Gemäss Art. 158 Ziff. 1 Abs. 1 StGB wird mit Freiheitsstrafe bis zu drei Jahren oder Geldstrafe bestraft, wer aufgrund des Gesetzes, eines behördlichen Auftra-
- 10 ges oder eines Rechtsgeschäfts damit betraut ist, Vermögen eines andern zu verwalten oder eine solche Vermögensverwaltung zu beaufsichtigen, und dabei unter Verletzung seiner Pflichten bewirkt oder zulässt, dass der andere am Vermögen geschädigt wird. Im Zusammenhang mit dem Tatbestand der ungetreuen Geschäftsbesorgung machte A._____ im Rahmen seiner Strafanzeige vom 7. April 2011 geltend, Dr. B._____ habe für das Vermögen von ihm, das in der D._____ AG gelagert sei, zu sorgen und dieses in seinem Interesse zu verwalten gehabt. Die vertragliche Pflicht von Dr. B._____ ergebe sich aus einem Vermögensverwaltungsvertrag, den er mit ihm abgeschlossen habe. Dieser Vermögensverwaltungsvertrag ergebe sich klarerweise aus den Umständen, indem die Kanzlei von Rechtsanwalt F._____ die Aktien der D._____ AG, die er zu je 50% für A._____ und C._____ gehalten habe, über Rechtsanwältin J._____ Dr. B._____ übergeben habe. Durch die Weitergabe der Aktien ohne seine Einwilligung habe Dr. B._____ seine vertraglichen Pflichten verletzt. Diese vertragliche Verletzung habe zu einer Schädigung an seinem Vermögen geführt (Urk. 9/2 S. 22 f.). Aufgrund der vorliegenden Akten kann nicht ohne Weiteres davon ausgegangen werden, dass Dr. B._____ für A._____ eine Geschäftsführerstellung inne hatte, denn erstens liegt kein schriftlicher Vermögensverwaltungsvertrag zwischen Dr. B._____ und A._____ vor und zweitens kann allein aus dem Umstand, dass die Kanzlei von Rechtsanwalt F._____ die Aktien der D._____ AG über Rechtsanwältin J._____ Dr. B._____ übergab, nicht zwingend auf einen Vermögensverwaltungsvertrag zwischen Dr. B._____ und A._____ geschlossen werden. Die Staatsanwaltschaft III des Kantons Zürich hob in der Begründung ihrer Nichtanhandnahmeverfügung vom 20. April 2012 im Zusammenhang mit dem Tatbestandsmerkmal des Vermögensschadens hervor, A._____ habe sich am 16. Mai 2008 mit C._____ zwecks Besprechung der Angelegenheit getroffen, wobei als Ergebnis die Feststellung resultiert habe, die Parteien seien auseinandergesetzt.
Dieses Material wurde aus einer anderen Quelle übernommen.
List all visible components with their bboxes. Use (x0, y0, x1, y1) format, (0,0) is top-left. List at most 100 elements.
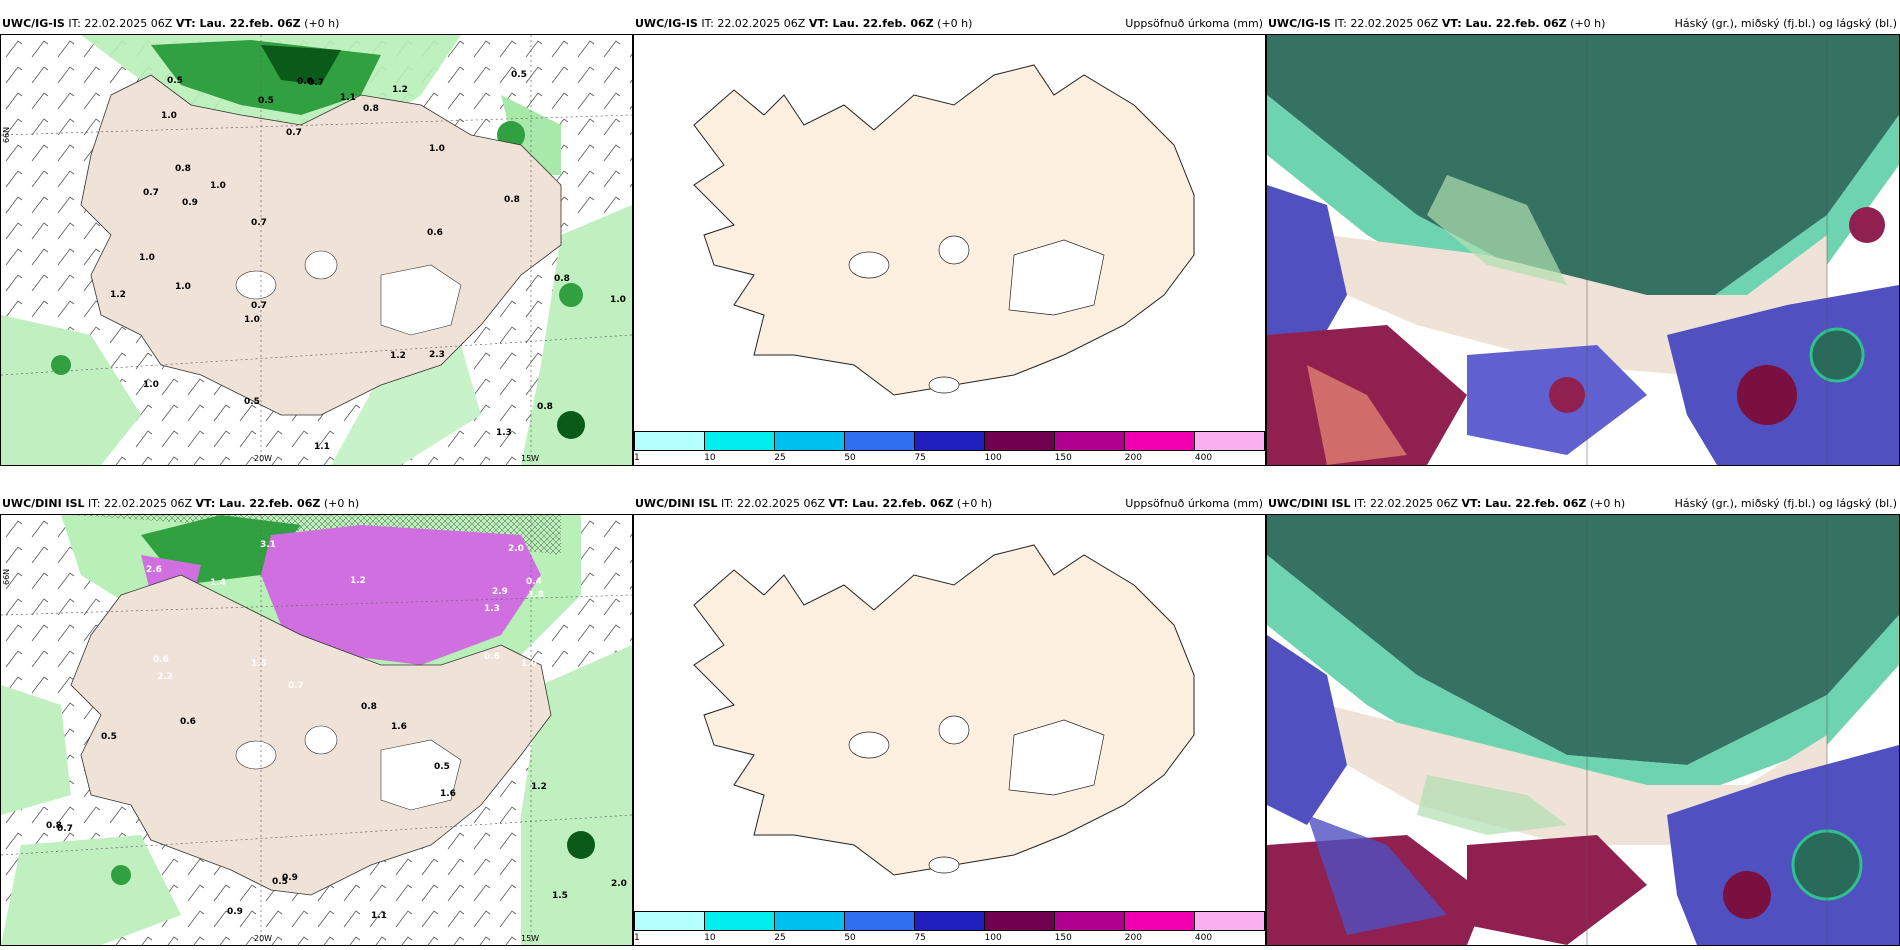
panel-top-middle-precip-map[interactable]: UWC/IG-IS IT: 22.02.2025 06Z VT: Lau. 22… (633, 17, 1266, 466)
colorbar-swatch (635, 912, 705, 930)
precip-value-label: 1.1 (314, 442, 330, 452)
cloud-map-svg (1267, 515, 1899, 945)
init-time: IT: 22.02.2025 06Z (701, 17, 806, 30)
wind-map-svg: 20W 15W 66N 0.6 0.4 1.0 1.2 2.2 3.1 2.9 1.5 2.0 1… (1, 515, 632, 945)
panel-header: UWC/DINI ISL IT: 22.02.2025 06Z VT: Lau.… (634, 495, 1265, 511)
precip-value-label: 1.0 (429, 144, 445, 154)
precip-value-label: 0.8 (175, 164, 191, 174)
precip-value-label: 1.0 (521, 659, 537, 669)
precip-value-label: 0.8 (554, 274, 570, 284)
precip-map-svg (634, 35, 1265, 430)
precip-value-label: 1.8 (528, 590, 544, 600)
wind-map-svg: 20W 15W 66N 0.8 1.0 0.5 0.7 1.2 0.9 0.6 1.1 0.8 0… (1, 35, 632, 465)
colorbar-swatch (1195, 432, 1264, 450)
colorbar-swatch (635, 432, 705, 450)
precip-value-label: 0.5 (434, 762, 450, 772)
colorbar-tick-label: 100 (984, 453, 1002, 463)
precip-colorbar (634, 911, 1265, 931)
model-name: UWC/DINI ISL (1268, 497, 1351, 510)
precip-value-labels: 0.6 0.4 1.0 1.2 2.2 3.1 2.9 1.5 2.0 1.4 1.8 2.6 1.3 0… (46, 540, 627, 921)
precip-value-label: 2.6 (146, 565, 162, 575)
init-time: IT: 22.02.2025 06Z (721, 497, 826, 510)
lon-label-15w: 15W (521, 454, 539, 463)
panel-top-right-cloud-map[interactable]: UWC/IG-IS IT: 22.02.2025 06Z VT: Lau. 22… (1266, 17, 1900, 466)
precip-value-label: 0.8 (537, 402, 553, 412)
precip-value-label: 1.6 (391, 722, 407, 732)
lead-time: (+0 h) (1570, 17, 1606, 30)
precip-value-label: 0.7 (286, 128, 302, 138)
precip-map-svg (634, 515, 1265, 910)
colorbar-swatch (915, 912, 985, 930)
precip-value-label: 0.5 (511, 70, 527, 80)
precip-value-label: 0.5 (258, 96, 274, 106)
precip-value-label: 1.2 (392, 85, 408, 95)
precip-value-label: 1.0 (161, 111, 177, 121)
lon-label-20w: 20W (254, 934, 272, 943)
init-time: IT: 22.02.2025 06Z (68, 17, 173, 30)
precip-value-label: 0.7 (57, 824, 73, 834)
precip-value-label: 1.2 (350, 576, 366, 586)
precip-value-label: 0.8 (46, 821, 62, 831)
precip-value-label: 0.6 (153, 655, 169, 665)
precip-value-label: 0.6 (297, 77, 313, 87)
precip-value-label: 2.2 (157, 672, 173, 682)
precip-value-label: 1.6 (440, 789, 456, 799)
lead-time: (+0 h) (1589, 497, 1626, 510)
panel-bottom-right-cloud-map[interactable]: UWC/DINI ISL IT: 22.02.2025 06Z VT: Lau.… (1266, 497, 1900, 946)
colorbar-tick-label: 50 (844, 933, 856, 943)
panel-top-left-wind-map[interactable]: UWC/IG-IS IT: 22.02.2025 06Z VT: Lau. 22… (0, 17, 633, 466)
colorbar-tick-label: 150 (1054, 933, 1072, 943)
colorbar-tick-label: 400 (1194, 453, 1213, 463)
panel-bottom-middle-precip-map[interactable]: UWC/DINI ISL IT: 22.02.2025 06Z VT: Lau.… (633, 497, 1266, 946)
precip-value-labels: 0.8 1.0 0.5 0.7 1.2 0.9 0.6 1.1 0.8 0.5 0.7 1.0 0.7 0… (110, 70, 626, 452)
precip-value-label: 0.7 (143, 188, 159, 198)
panel-header: UWC/IG-IS IT: 22.02.2025 06Z VT: Lau. 22… (1, 15, 632, 31)
colorbar-ticks: 1 10 25 50 75 100 150 200 400 (634, 933, 1265, 945)
precip-value-label: 0.5 (167, 76, 183, 86)
panel-product-title: Uppsöfnuð úrkoma (mm) (1125, 497, 1263, 510)
precip-value-label: 1.3 (484, 604, 500, 614)
lon-label-20w: 20W (254, 454, 272, 463)
panel-bottom-left-wind-map[interactable]: UWC/DINI ISL IT: 22.02.2025 06Z VT: Lau.… (0, 497, 633, 946)
colorbar-swatch (1125, 912, 1195, 930)
colorbar-tick-label: 25 (774, 453, 786, 463)
lat-label-66n: 66N (2, 569, 11, 585)
model-name: UWC/DINI ISL (2, 497, 85, 510)
colorbar-swatch (985, 432, 1055, 450)
colorbar-tick-label: 75 (914, 933, 926, 943)
precip-value-label: 0.8 (504, 195, 520, 205)
panel-product-title: Háský (gr.), miðský (fj.bl.) og lágský (… (1674, 17, 1897, 30)
precip-value-label: 0.5 (244, 397, 260, 407)
colorbar-swatch (845, 432, 915, 450)
valid-time: VT: Lau. 22.feb. 06Z (195, 497, 321, 510)
precip-value-label: 1.0 (610, 295, 626, 305)
precip-value-label: 1.0 (244, 315, 260, 325)
precip-value-label: 0.6 (427, 228, 443, 238)
precip-value-label: 1.5 (251, 659, 267, 669)
precip-value-label: 1.4 (210, 578, 226, 588)
colorbar-ticks: 1 10 25 50 75 100 150 200 400 (634, 453, 1265, 465)
precip-value-label: 0.9 (182, 198, 198, 208)
colorbar-tick-label: 50 (844, 453, 856, 463)
colorbar-swatch (845, 912, 915, 930)
panel-header: UWC/DINI ISL IT: 22.02.2025 06Z VT: Lau.… (1267, 495, 1899, 511)
colorbar-swatch (1055, 432, 1125, 450)
init-time: IT: 22.02.2025 06Z (1354, 497, 1459, 510)
precip-value-label: 2.0 (611, 879, 627, 889)
colorbar-tick-label: 75 (914, 453, 926, 463)
init-time: IT: 22.02.2025 06Z (88, 497, 193, 510)
colorbar-tick-label: 10 (704, 453, 716, 463)
model-name: UWC/IG-IS (635, 17, 698, 30)
precip-value-label: 3.1 (260, 540, 276, 550)
valid-time: VT: Lau. 22.feb. 06Z (828, 497, 954, 510)
colorbar-tick-label: 10 (704, 933, 716, 943)
model-name: UWC/DINI ISL (635, 497, 718, 510)
precip-value-label: 1.2 (390, 351, 406, 361)
precip-value-label: 1.0 (143, 380, 159, 390)
precip-value-label: 1.0 (210, 181, 226, 191)
colorbar-swatch (705, 912, 775, 930)
precip-value-label: 1.0 (139, 253, 155, 263)
precip-value-label: 0.7 (251, 218, 267, 228)
precip-value-label: 0.6 (180, 717, 196, 727)
precip-value-label: 1.1 (371, 911, 387, 921)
Diese offenbar schriftlich festgehaltene Feststellung sei von A._____ unterzeichnet worden, der im vorliegenden Verfahren geltend mache, damals unter Druck gesetzt worden zu sein und bis jetzt keine Kopie des Dokumentes erhalten zu ha-
- 11 ben. Er lege allerdings nicht dar, durch welche Druckmittel er in seiner Entscheidungsfreiheit bedrängt worden sei; in seiner Anzeige führe er dazu lediglich aus, an der Besprechung habe eine Person "mit Beziehungen zu kriminellen Strukturen in … und weiteren Staaten" teilgenommen. Dafür räume er ein, C._____ sei einer seiner Verpflichtungen aus diesem Dokument (nämlich der Zahlung von USD 714'000) nachgekommen. Im Rahmen seiner Beschwerde liess A._____ diesbezüglich geltend machen, die Staatsanwaltschaft III des Kantons Zürich nehme aktenwidrig an, er habe unterzeichnet, dass die Parteien auseinandergesetzt seien. Die Vereinbarung, an die er sich erinnern könne, sehe dies jedoch gerade nicht vor. Selbst wenn das betreffende Schriftstück (Urk. 9/42) echt wäre, so betreffe es die D._____ AG nicht. Darin sei nur vom Unternehmen "I._____" die Rede, das beiden zu 50% gehören solle. Wenn die Staatsanwaltschaft davon ausgehe, die Angelegenheit sei durch diese Vereinbarung erledigt, so habe sie eine aktenwidrige Annahme getroffen. Im Folgenden ist zu prüfen, ob die Staatsanwaltschaft tatsächlich aktenwidrig angenommen hat, A._____ habe eine Vereinbarung unterzeichnet, gemäss welcher er mit C._____ vollständig auseinandergesetzt sei. Ziffer 1 der handschriftlichen und ins Deutsche übersetzten Vereinbarung vom 16. Mai 2008 lautet (Urk. 9/42 S. 1): "Die Parteien haben vereinbart: 1. [Sie] haben keine finanziellen, vermögensrechtlichen oder andere Ansprüche gegeneinander für die Zeitspanne der Zusammenarbeit (ab 1994)." Darüber hinaus wird im zweitletzten Abschnitt der Vereinbarung Folgendes festgehalten (Urk. 9/42 S. 3): "Nach Unterzeichnung dieses Protokolls werden keine Ansprüche der Parteien zueinander mehr akzeptiert (finanzielle, vermögensrechtliche oder andere)."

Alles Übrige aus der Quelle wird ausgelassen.